Virginia’s SOLs, given to students in the spring of each school year, measure how students meet the Board of Education’s learning and achievement expectations in various subjects, including reading, mathematics, science, writing and history.
The new SOL test scores show no improvement overall in statewide reading and writing pass rates from last year, a 3% bump in math, and a 2% increase in science. There was a 1% drop in the students who passed the history SOL test this year.
The latest scores also show that reading and math pass rates for elementary and middle school students are below the levels in 2018-19, the last pre-pandemic testing school year.
“More than half of 3rd-8th graders either failed or are at risk of failing their reading SOL exam, and nearly two-thirds of 3rd-8th graders either failed, or are at risk of failing, their math SOL exam,” the Virginia Department of Education said in a statement announcing the test results.
Virginia’s education department pointed to students struggling with “significant and persistent learning loss,” especially in math and reading, with the Superintendent of Public Instruction Lisa Coons stressing the importance of school attendance.
The number of chronically absent students (ones who missed more than 18 days in a school year) doubled in Virginia from 2018-19 to 2022-2023, according to the state’s Department of Education.
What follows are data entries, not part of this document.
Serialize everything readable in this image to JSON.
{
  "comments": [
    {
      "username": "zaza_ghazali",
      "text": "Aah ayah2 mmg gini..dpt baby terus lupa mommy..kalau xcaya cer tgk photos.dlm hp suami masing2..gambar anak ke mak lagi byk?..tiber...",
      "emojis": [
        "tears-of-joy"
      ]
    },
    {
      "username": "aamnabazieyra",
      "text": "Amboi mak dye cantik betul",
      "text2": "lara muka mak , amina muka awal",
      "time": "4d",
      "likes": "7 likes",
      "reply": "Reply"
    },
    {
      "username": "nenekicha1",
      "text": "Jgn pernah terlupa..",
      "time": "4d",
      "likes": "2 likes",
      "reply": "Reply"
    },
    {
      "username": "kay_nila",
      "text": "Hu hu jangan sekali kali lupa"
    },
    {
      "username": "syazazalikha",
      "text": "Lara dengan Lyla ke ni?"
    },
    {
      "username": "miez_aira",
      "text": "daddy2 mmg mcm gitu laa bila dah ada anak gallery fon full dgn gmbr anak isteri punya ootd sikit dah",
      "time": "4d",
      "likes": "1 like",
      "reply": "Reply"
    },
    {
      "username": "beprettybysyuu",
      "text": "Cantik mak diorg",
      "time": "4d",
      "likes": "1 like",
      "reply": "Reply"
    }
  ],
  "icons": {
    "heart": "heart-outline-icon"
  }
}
Students in grades 3 through 8 who were chronically absent scored 18% lower in reading, and 25% lower in math than those who attended school regularly, the education department said.
The students in those grades who missed 36 or more days scored 31% lower in reading and 43% lower in math than those who attended school regularly.
How Richmond area school districts did on the SOLs
Like the state’s averages, Chesterfield County Public Schools saw no change in the percentage of students who passed the reading and writing SOLs from last year. The county’s school division had a 3% increase in math SOL pass rates, and a 1% bump in science and remained even in history.
In Henrico, the county’s school district saw SOL pass rate improvements in writing, math and science from the last school year. But Henrico schools had a 1% decline in reading and an 8% fall in history SOL pass rates from 2022-23 to 2021-22.
Richmond City Public Schools saw increases in writing (3%), math (7%), science (3%) and history (5%) SOL pass rates, but its averages were all below the state’s averages. The district’s reading SOL pass rate remained the same at 47%.
Petersburg City Public Schools saw big jumps from last year in its SOL pass rates for math – from 31% to 37% — and history – from 25% to 37%. The district’s pass rate for reading SOLs fell from 46% last school year to 45% in 2022-23, and its writing pass rate dropped from 34% to 29%.
Hanover County Public Schools had SOL pass rates in reading (80%), writing (66%), math (83%), science (77%) and history (78%) all higher than the state’s averages for the 2022-23 year. The county’s school division saw improvements in each subject’s pass rate from last year except for a 1% decrease in both history and reading.